Another way I overcame my insecurity about my songs was by taking a few that I genuinely believed were good, and putting them out there.
Sometimes it takes a really long time to sell a license to my music, but thankfully I licensed this song within about a month of uploading it to Pond 5.
This provided the positive reinforcement I needed to continue to record and upload songs.
But don’t tie too much of your self-esteem to your song sales. Some of my favorite songs have never been licensed, and some of my least favorite have been licensed repeatedly.
Learn to Record Professional Sounding Tracks
I had dabbled in recording for a decade, but, looking back, I never tried to get good at it. I limited myself with the mindset that I was “only recording demos” so quality didn’t really matter.
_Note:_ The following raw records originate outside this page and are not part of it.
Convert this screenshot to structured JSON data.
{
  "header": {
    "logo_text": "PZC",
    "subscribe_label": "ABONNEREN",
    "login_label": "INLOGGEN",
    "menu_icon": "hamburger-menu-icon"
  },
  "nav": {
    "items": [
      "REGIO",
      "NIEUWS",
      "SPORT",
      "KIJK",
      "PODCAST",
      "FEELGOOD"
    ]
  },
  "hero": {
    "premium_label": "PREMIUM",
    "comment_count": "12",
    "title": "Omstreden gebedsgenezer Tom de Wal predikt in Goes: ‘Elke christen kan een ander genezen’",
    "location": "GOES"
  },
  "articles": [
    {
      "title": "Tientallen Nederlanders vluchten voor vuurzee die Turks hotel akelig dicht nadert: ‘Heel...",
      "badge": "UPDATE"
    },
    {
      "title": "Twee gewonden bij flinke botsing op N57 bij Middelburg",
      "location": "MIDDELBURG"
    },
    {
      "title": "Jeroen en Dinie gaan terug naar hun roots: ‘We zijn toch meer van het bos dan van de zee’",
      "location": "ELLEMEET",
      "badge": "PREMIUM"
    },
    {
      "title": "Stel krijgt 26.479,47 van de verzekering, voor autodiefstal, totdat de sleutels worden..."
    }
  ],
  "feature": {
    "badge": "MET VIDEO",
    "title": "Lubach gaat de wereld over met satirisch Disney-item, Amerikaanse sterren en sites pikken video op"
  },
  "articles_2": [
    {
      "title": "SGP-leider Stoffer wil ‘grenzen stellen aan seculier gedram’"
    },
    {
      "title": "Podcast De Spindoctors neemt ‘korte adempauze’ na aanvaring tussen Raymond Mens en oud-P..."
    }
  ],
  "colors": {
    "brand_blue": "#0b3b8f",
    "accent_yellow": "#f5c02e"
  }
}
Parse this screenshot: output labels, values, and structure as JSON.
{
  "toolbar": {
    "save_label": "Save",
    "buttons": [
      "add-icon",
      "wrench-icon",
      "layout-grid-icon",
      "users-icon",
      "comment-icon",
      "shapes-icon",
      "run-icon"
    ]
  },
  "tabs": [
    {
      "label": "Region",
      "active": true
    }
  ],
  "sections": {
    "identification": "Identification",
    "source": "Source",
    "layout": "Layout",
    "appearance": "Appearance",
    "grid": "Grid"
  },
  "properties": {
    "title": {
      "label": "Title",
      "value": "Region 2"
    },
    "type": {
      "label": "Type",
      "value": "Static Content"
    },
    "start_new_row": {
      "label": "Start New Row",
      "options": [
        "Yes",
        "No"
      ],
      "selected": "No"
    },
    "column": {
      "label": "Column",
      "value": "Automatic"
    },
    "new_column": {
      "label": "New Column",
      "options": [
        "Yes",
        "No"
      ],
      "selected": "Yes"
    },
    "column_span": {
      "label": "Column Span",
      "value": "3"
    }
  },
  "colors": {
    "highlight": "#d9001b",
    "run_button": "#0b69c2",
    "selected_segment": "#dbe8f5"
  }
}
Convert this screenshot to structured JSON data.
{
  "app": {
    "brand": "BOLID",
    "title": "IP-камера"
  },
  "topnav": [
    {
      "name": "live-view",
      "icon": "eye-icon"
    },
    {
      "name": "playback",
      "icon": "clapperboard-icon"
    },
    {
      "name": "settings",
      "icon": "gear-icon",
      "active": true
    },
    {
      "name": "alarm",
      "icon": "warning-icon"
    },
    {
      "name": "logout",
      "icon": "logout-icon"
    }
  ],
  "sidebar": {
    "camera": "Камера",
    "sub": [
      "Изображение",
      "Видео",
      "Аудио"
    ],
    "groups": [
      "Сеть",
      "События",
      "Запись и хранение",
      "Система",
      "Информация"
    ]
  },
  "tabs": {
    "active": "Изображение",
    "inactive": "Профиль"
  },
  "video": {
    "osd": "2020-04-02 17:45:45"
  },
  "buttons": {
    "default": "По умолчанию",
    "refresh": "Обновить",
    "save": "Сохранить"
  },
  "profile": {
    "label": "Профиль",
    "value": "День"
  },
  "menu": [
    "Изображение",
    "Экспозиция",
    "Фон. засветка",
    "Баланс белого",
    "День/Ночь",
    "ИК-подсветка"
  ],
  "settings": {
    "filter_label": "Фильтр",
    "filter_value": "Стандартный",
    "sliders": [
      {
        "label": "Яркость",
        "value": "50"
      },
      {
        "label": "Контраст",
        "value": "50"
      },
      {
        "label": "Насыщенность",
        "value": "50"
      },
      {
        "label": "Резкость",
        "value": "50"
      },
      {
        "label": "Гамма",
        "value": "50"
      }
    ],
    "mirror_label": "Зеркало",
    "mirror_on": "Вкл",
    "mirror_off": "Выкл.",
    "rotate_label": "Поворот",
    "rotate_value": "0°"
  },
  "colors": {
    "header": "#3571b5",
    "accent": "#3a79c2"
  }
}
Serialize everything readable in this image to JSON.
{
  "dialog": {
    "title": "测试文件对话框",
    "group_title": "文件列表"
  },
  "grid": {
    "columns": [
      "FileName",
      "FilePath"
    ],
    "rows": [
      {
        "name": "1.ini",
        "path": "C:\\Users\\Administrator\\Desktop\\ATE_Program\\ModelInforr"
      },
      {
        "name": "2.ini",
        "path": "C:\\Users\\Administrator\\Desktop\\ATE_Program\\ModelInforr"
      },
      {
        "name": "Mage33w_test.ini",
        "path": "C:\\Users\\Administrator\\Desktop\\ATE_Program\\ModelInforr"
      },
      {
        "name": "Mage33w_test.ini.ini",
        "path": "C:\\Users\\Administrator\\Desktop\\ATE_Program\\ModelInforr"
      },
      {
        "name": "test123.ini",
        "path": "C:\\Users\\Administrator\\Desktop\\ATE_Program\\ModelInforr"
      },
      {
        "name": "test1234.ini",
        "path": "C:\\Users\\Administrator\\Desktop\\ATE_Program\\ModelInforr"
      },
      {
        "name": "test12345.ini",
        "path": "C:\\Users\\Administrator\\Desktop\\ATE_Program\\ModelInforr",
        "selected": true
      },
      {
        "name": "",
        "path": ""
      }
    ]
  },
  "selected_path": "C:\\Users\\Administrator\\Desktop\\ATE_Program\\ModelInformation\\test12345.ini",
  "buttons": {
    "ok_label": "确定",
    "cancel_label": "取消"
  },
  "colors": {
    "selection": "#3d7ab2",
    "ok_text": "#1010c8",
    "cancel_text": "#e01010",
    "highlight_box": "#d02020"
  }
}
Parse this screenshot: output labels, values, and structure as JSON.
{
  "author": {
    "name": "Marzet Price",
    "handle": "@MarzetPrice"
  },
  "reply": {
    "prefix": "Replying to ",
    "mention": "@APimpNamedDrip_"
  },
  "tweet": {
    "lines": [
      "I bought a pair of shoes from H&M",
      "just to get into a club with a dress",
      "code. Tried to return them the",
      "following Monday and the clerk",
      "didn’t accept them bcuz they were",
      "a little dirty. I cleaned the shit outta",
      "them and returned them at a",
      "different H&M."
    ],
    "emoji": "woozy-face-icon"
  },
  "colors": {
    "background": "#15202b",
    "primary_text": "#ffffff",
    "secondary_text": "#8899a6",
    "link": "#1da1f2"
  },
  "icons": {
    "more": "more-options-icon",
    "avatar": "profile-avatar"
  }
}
But when I got serious about trying to license my music, I realized I needed to step up my game and learn to record professional sounding songs.
Like most things in life, improving the quality of your recordings comes down to two things: knowledge and practice.
Youtube is full of great free resources on mixing and recording. I recommend the Recording Revolution, Pensado’s Place, MixBuss TV, and the Pro Audio Files. You can see all of these recommendations here on the subscriptions part of my Youtube channel.
When it comes to practicing your mixing, it all comes back to writing lots of songs. The more you write, the more songs you have to work on, the more opportunities to mix & record you have. It’s a virtuous cycle.
I’ve also gotten a ton of value from Duelling Mixes by the Graham Cochrane and Joe Gilder. Each month they give you raw stems to mix, plus they each record an hour-long, highly detailed instructional video explaining how they got their sounds. It’s great because if you get stuck on something, you can see exactly how they approached the problem.
Am I a Sellout for Wanting to License My Music?
I think this is a personal question that only you can answer.
For me, I actually felt compelled to license my music. I don’t have a record deal and I don’t have a band to play my music live.
If I want to get my music heard by a lot of people, I need to rely on a third party to promote and distribute it.
Hell, 1,000’s of potential buyers listen to my songs every month, let alone the songs that are purchased, presumably to be listened to by even more people.
So I put them out for license. Here’s how to license your first song.
In my mind it’s that or have 5 people a month listen on Soundcloud or Spotify.
Of course, there are certain songs that are really important or personal to me, and those I’m not going to license.
But in my mind, everything else should get out there.